Dopo il vertice a Palazzo Chigi con il presidente del Consiglio, considerato non risolutivo da Cgil, Cisl e Uil (nonostante il “primo risultato” rivendicato con l’annunciato stralcio del criterio del massimo ribasso nel decreto Semplificazioni, ndr), in attesa del Consiglio dei ministri, i sindacati sono tornati in piazza, di fronte alla Camera dei deputati, per protestare per la mancata proroga del blocco dei licenziamenti, per il rischio liberalizzazione sui subappalti, chiedendo anche risposte sulle tante vertenze ancora aperte al Mise (dall’ex Ilva al dossier Alitalia, a Whirlpool e non solo, ndr), così come maggiori interventi per garantire la sicurezza sul lavoro.
Il confronto tra esecutivo e sindacati resta teso, anche perché, insiste il segretario generale della Cgil, Maurizio Landini, sul blocco dei licenziamenti i sindacati non intendono arrendersi alla linea scelta dal governo: “La partita non è chiusa, al governo abbiamo chiesto che si possa riaprire un confronto”. E ancora: “Anche a Confindustria ribadiamo che per noi il primo luglio non può essere il giorno in cui partono i licenziamenti. Se dovessero non cambiare la norma, diciamo che non siamo disposti ad accettare passivamente, a subire i licenziamenti”, ha continuato Landini. La trattativa resta aperta, così, almeno per ora, lo sciopero generale minacciato dai sindacati sembra ancora lontano: “Valuteremo tutte le iniziative, ma ora puntiamo a mantenere aperta la mobilitazione per cambiare le norme”, spiegano i sindacati.
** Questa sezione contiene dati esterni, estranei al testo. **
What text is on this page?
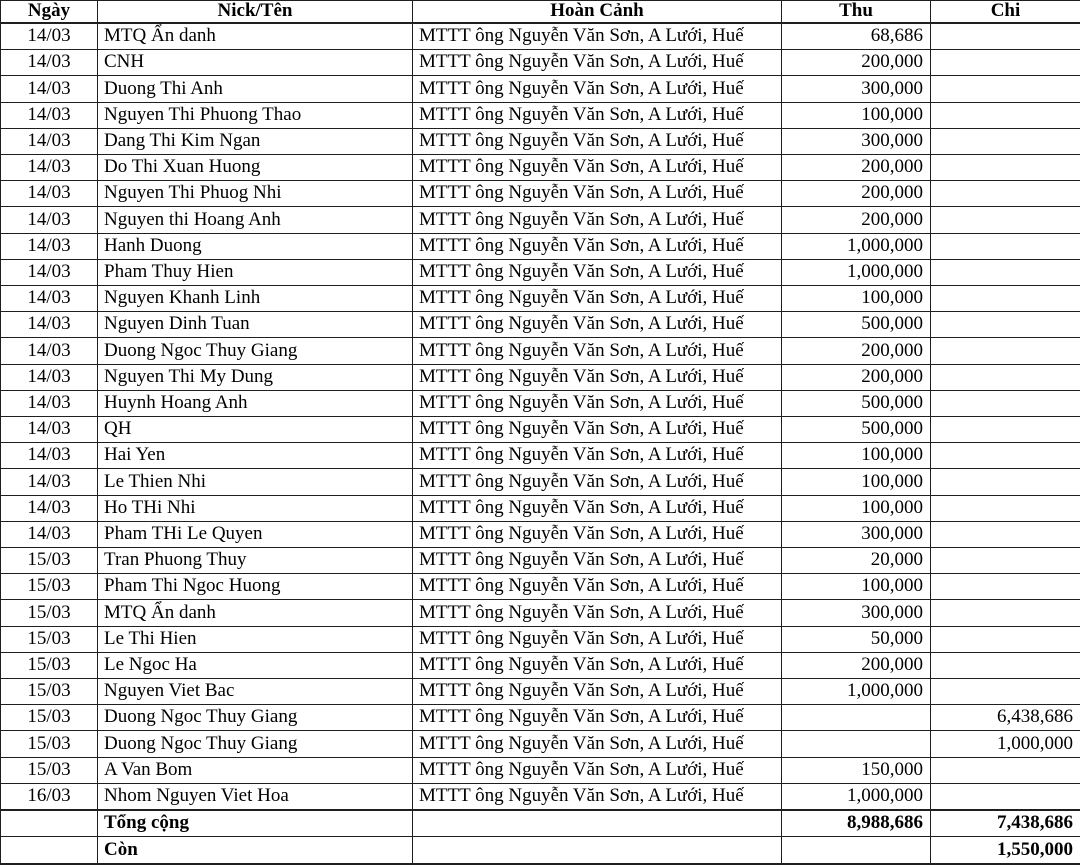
Ngày	Nick/Tên	Hoàn Cảnh	Thu	Chi
14/03	MTQ Ẩn danh	MTTT ông Nguyễn Văn Sơn, A Lưới, Huế	68,686	
14/03	CNH	MTTT ông Nguyễn Văn Sơn, A Lưới, Huế	200,000	
14/03	Duong Thi Anh	MTTT ông Nguyễn Văn Sơn, A Lưới, Huế	300,000	
14/03	Nguyen Thi Phuong Thao	MTTT ông Nguyễn Văn Sơn, A Lưới, Huế	100,000	
14/03	Dang Thi Kim Ngan	MTTT ông Nguyễn Văn Sơn, A Lưới, Huế	300,000	
14/03	Do Thi Xuan Huong	MTTT ông Nguyễn Văn Sơn, A Lưới, Huế	200,000	
14/03	Nguyen Thi Phuog Nhi	MTTT ông Nguyễn Văn Sơn, A Lưới, Huế	200,000	
14/03	Nguyen thi Hoang Anh	MTTT ông Nguyễn Văn Sơn, A Lưới, Huế	200,000	
14/03	Hanh Duong	MTTT ông Nguyễn Văn Sơn, A Lưới, Huế	1,000,000	
14/03	Pham Thuy Hien	MTTT ông Nguyễn Văn Sơn, A Lưới, Huế	1,000,000	
14/03	Nguyen Khanh Linh	MTTT ông Nguyễn Văn Sơn, A Lưới, Huế	100,000	
14/03	Nguyen Dinh Tuan	MTTT ông Nguyễn Văn Sơn, A Lưới, Huế	500,000	
14/03	Duong Ngoc Thuy Giang	MTTT ông Nguyễn Văn Sơn, A Lưới, Huế	200,000	
14/03	Nguyen Thi My Dung	MTTT ông Nguyễn Văn Sơn, A Lưới, Huế	200,000	
14/03	Huynh Hoang Anh	MTTT ông Nguyễn Văn Sơn, A Lưới, Huế	500,000	
14/03	QH	MTTT ông Nguyễn Văn Sơn, A Lưới, Huế	500,000	
14/03	Hai Yen	MTTT ông Nguyễn Văn Sơn, A Lưới, Huế	100,000	
14/03	Le Thien Nhi	MTTT ông Nguyễn Văn Sơn, A Lưới, Huế	100,000	
14/03	Ho THi Nhi	MTTT ông Nguyễn Văn Sơn, A Lưới, Huế	100,000	
14/03	Pham THi Le Quyen	MTTT ông Nguyễn Văn Sơn, A Lưới, Huế	300,000	
15/03	Tran Phuong Thuy	MTTT ông Nguyễn Văn Sơn, A Lưới, Huế	20,000	
15/03	Pham Thi Ngoc Huong	MTTT ông Nguyễn Văn Sơn, A Lưới, Huế	100,000	
15/03	MTQ Ẩn danh	MTTT ông Nguyễn Văn Sơn, A Lưới, Huế	300,000	
15/03	Le Thi Hien	MTTT ông Nguyễn Văn Sơn, A Lưới, Huế	50,000	
15/03	Le Ngoc Ha	MTTT ông Nguyễn Văn Sơn, A Lưới, Huế	200,000	
15/03	Nguyen Viet Bac	MTTT ông Nguyễn Văn Sơn, A Lưới, Huế	1,000,000	
15/03	Duong Ngoc Thuy Giang	MTTT ông Nguyễn Văn Sơn, A Lưới, Huế		6,438,686
15/03	Duong Ngoc Thuy Giang	MTTT ông Nguyễn Văn Sơn, A Lưới, Huế		1,000,000
15/03	A Van Bom	MTTT ông Nguyễn Văn Sơn, A Lưới, Huế	150,000	
16/03	Nhom Nguyen Viet Hoa	MTTT ông Nguyễn Văn Sơn, A Lưới, Huế	1,000,000	
	Tổng cộng		8,988,686	7,438,686
	Còn			1,550,000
“Non c’è un’ “ora x” entro la quale la trattativa rischia di interrompersi, anche perché il governo ha una serie di impegni e dossier aperti, abbiamo chiesto risposte su assunzioni, riforma fiscale e degli ammortizzatori sociali. Valuteremo quali saranno le scelte dell’esecutivo”, ha continuato Landini. “Non è il momento di furori ideologici o iniziative fine a se stesse. Chiediamo una modifica al decreto Sostegni bis”, ha spiegato pure il segretario generale della Cisl, Luigi Sbarra, in merito allo sciopero già evocato. Dai sindacati, intanto, la pressione per cambiare le norme è diretta a tutto l’arco parlamentare: “Nei prossimi giorni incontreremo tutti i gruppi parlamentari, perché oggi è il momento che ognuno si assuma le proprie responsabilità. Le chiacchiere sono finite”, ha attaccato Landini, che come ieri ha rilanciato la proposta relativa ai lavoratori in subappalto: “L’appaltatore deve essere responsabile in solido di quello che succede a tutti i dipendenti“.